Skagit County planners announced Wednesday, August 13 that they will require Shell Puget Sound Refinery in Anacortes to meet some conditions to bolster public and environmental safety as part of its quest to move forward on a proposed rail offloading facility.
But Skagit County Planning and Development Services said it still will not require a full environmental review. The county received hundreds of public comments following its April 24 announcement that it would not require an environmental impact statement for the project.
In response, Skagit County Senior Planner Leah Forbes asked the company to provide additional information pertaining to various public safety and environmental issues.
After reviewing Shell's response, the county "determined that additional conditions are appropriate" for the project, and the "modified and added conditions continue to address the project's environmental impacts," according to a news release.
The decision essentially approves three of 13 needed permits for the project. But those permits come with special conditions, including requirements for tank car safety, consideration of neighboring heron populations and planning rail movement to avoid peak traffic times.

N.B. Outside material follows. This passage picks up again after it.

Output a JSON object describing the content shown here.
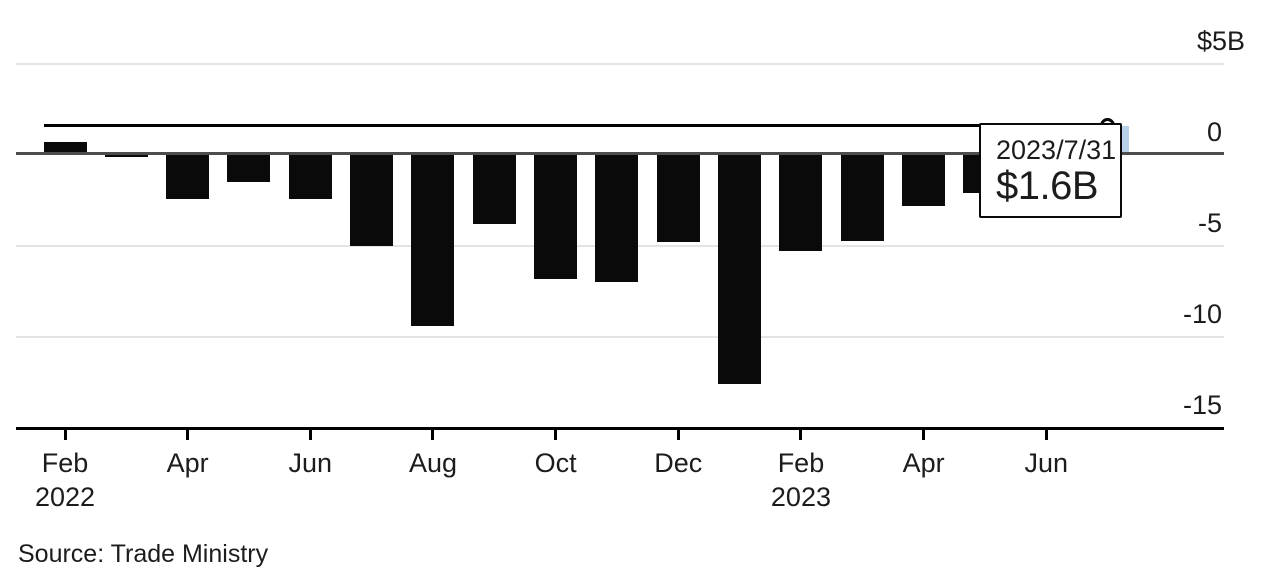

The decision is open for public comment through Aug. 28 and is open for appeal through Sept. 11.
The rail project, which would allow the refinery to receive one, 100-car train per day carrying about 60,000 barrels of crude oil from North Dakota's Bakken formation, has garnered some regional protest. Protesters cite recent derailments, public safety and environmental concerns as reasons to halt additional oil transport through communities in Skagit County and beyond.
Shell hopes to start building the offloading facility in January.